Assignments still come in to Kashi, just not as many. And when he's working with National Geographic, he's pitching his own ideas most of the time.

“A photographer like myself, who's very well established and all that, I have a lot more ability to propose ideas and get them heard seriously,” says Kashi. “Once I have a proposal accepted, we create a budget, and then I take it from there and produce the work.”

MediaStorm: A New Model

At his production studio in New York, Brian Storm discussed how it works with his cutting-edge Website, MediaStorm (www.mediastorm.org): Does he ever put up the money for projects, and how do freelancers like Ed Kashi get paid for their content?

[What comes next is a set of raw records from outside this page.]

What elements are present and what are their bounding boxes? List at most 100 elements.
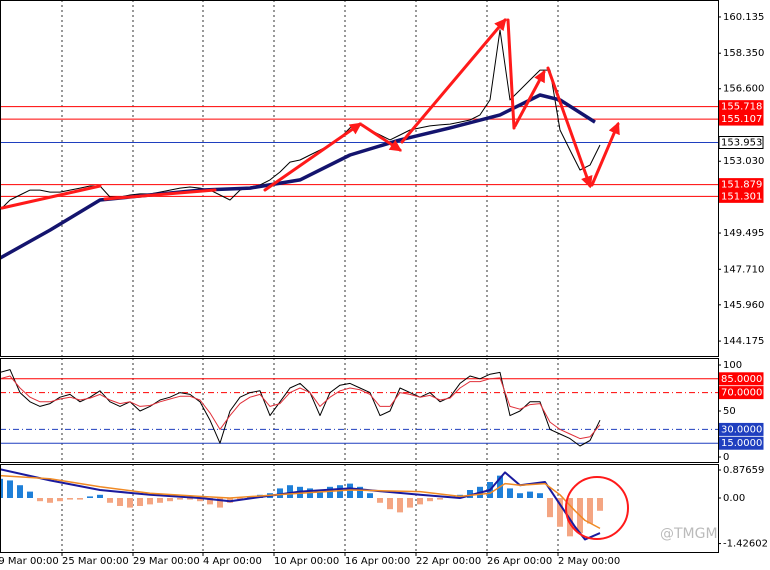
histogram-bar [0, 478, 3, 498]
histogram-bar [157, 497, 163, 503]
histogram-bar [147, 497, 153, 505]
level-label: 30.0000 [721, 424, 762, 435]
histogram-bar [67, 497, 73, 500]
histogram-bar [277, 488, 283, 498]
arrow [513, 69, 546, 128]
histogram-bar [137, 497, 143, 506]
panel-labels: 100 50 0 85.0000 70.0000 30.0000 15.0000 [718, 360, 764, 463]
histogram-bar [207, 497, 213, 505]
y-tick-label: 0.00 [723, 493, 745, 504]
histogram-bar [37, 497, 43, 502]
x-tick-label: 2 May 00:00 [558, 556, 620, 567]
y-tick-label: 50 [723, 406, 736, 417]
level-label: 155.718 [721, 102, 762, 113]
histogram-bar [397, 497, 403, 513]
x-tick-label: 19 Mar 00:00 [0, 556, 59, 567]
histogram-bar [117, 497, 123, 506]
x-tick-label: 29 Mar 00:00 [133, 556, 200, 567]
trend-line [506, 18, 516, 130]
y-tick-label: 158.350 [723, 48, 764, 59]
y-tick-label: 156.600 [723, 84, 764, 95]
histogram-bar [517, 493, 523, 498]
histogram-bar [107, 497, 113, 503]
level-label: 15.0000 [721, 438, 762, 449]
x-tick-label: 16 Apr 00:00 [345, 556, 410, 567]
y-tick-label: 160.135 [723, 12, 764, 23]
x-tick-label: 22 Apr 00:00 [416, 556, 481, 567]
series-line [0, 375, 601, 440]
panel-labels: 160.135 158.350 156.600 153.030 149.495 147.7… [718, 12, 764, 347]
histogram-bar [427, 497, 433, 502]
level-label: 70.0000 [721, 388, 762, 399]
panel [0, 358, 718, 462]
panel-frame [0, 0, 719, 357]
histogram-bar [587, 497, 593, 524]
histogram-bar [547, 497, 553, 518]
panel-frame [0, 358, 719, 463]
arrow [360, 123, 403, 152]
histogram-bar [567, 497, 573, 537]
histogram-bar [187, 497, 193, 500]
histogram-bar [317, 491, 323, 498]
histogram-bar [557, 497, 563, 527]
histogram-bar [337, 485, 343, 498]
histogram-bar [327, 486, 333, 498]
histogram-bar [377, 497, 383, 503]
x-tick-label: 10 Apr 00:00 [274, 556, 339, 567]
histogram-bar [467, 490, 473, 498]
y-tick-label: 149.495 [723, 228, 764, 239]
y-tick-label: 0.87659 [723, 465, 764, 476]
y-tick-label: 153.030 [723, 156, 764, 167]
histogram-bar [7, 480, 13, 498]
level-label: 153.953 [721, 138, 762, 149]
histogram-bar [357, 486, 363, 498]
watermark: @TMGM [660, 526, 718, 542]
histogram-bar [367, 493, 373, 498]
y-tick-label: 145.960 [723, 300, 764, 311]
series-line [0, 468, 601, 541]
series-line [0, 369, 601, 447]
level-label: 85.0000 [721, 374, 762, 385]
level-label: 151.879 [721, 180, 762, 191]
x-tick-label: 26 Apr 00:00 [487, 556, 552, 567]
y-tick-label: 0 [723, 452, 729, 463]
annotations [0, 18, 629, 540]
histogram-bar [167, 497, 173, 502]
level-label: 151.301 [721, 191, 762, 202]
histogram-bar [527, 491, 533, 498]
arrow [263, 122, 362, 192]
y-tick-label: 100 [723, 360, 742, 371]
y-tick-label: 147.710 [723, 264, 764, 275]
histogram-bar [77, 497, 83, 500]
series-line [0, 474, 601, 530]
histogram-bar [197, 497, 203, 502]
histogram-bar [347, 483, 353, 498]
histogram-bar [57, 497, 63, 502]
histogram-bar [47, 497, 53, 503]
histogram-bar [287, 485, 293, 498]
histogram-bar [407, 497, 413, 508]
x-tick-label: 25 Mar 00:00 [62, 556, 129, 567]
histogram-bar [237, 497, 243, 500]
histogram-bar [597, 497, 603, 511]
histogram-bar [27, 491, 33, 498]
level-label: 155.107 [721, 114, 762, 125]
histogram-bar [217, 497, 223, 508]
arrow [590, 121, 620, 187]
histogram-bar [417, 497, 423, 505]
trend-line [0, 184, 102, 210]
y-tick-label: -1.42602 [723, 539, 768, 550]
histogram-bar [127, 497, 133, 508]
histogram-bar [387, 497, 393, 510]
arrow [400, 18, 507, 144]
histogram-bar [87, 496, 93, 498]
arrow [546, 66, 593, 189]
histogram-bar [537, 493, 543, 498]
x-tick-label: 4 Apr 00:00 [203, 556, 262, 567]
trend-line [103, 188, 217, 201]
histogram-bar [17, 485, 23, 498]
histogram-bar [437, 497, 443, 500]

“For our publication, we pay a licensing fee to the artist when we publish a project,” says Storm. “We also then partner with them on a go-forward basis. Every financial opportunity we create for them, we share the revenue fifty-fifty.

“For example, if we can syndicate one of our multimedia projects—which we've been able to do several times with PBS, AARP, MSNBC, Slate—we've had great success syndicating those projects. I think we might actually be the first totally focused multimedia agency.”

Storm says his company will produce a project to a point where it's ready for broadcast, then encode it for the Web. MediaStorm also has done some innovative things with online auctions.

Says Storm, “We had an Ed Kashi project called Iraqi Kurdistan that we published to our site in a password-protected place, and we had 25 clients from around the world log in and bid for the right to premier that project on an exclusive basis. It's so simple, but I don't think anyone had used an online auction to make an exclusive sale before. It's actually an idea that I had before I got to Corbis. I worked for Corbis a little bit and tried to get that implemented there. But there were too many other issues to get addressed at that company. We built that in a weekend here at MediaStorm. That's one of the beauties of being small and nimble. We have ideas we want to execute, and we just go do it. There's no corporate nonsense involved in that. We just get it done.”

The auction was a big success, and Storm thinks it's a good model to syndicate high-end, exclusive content. The key is to be able to produce exceptional material that people want to see.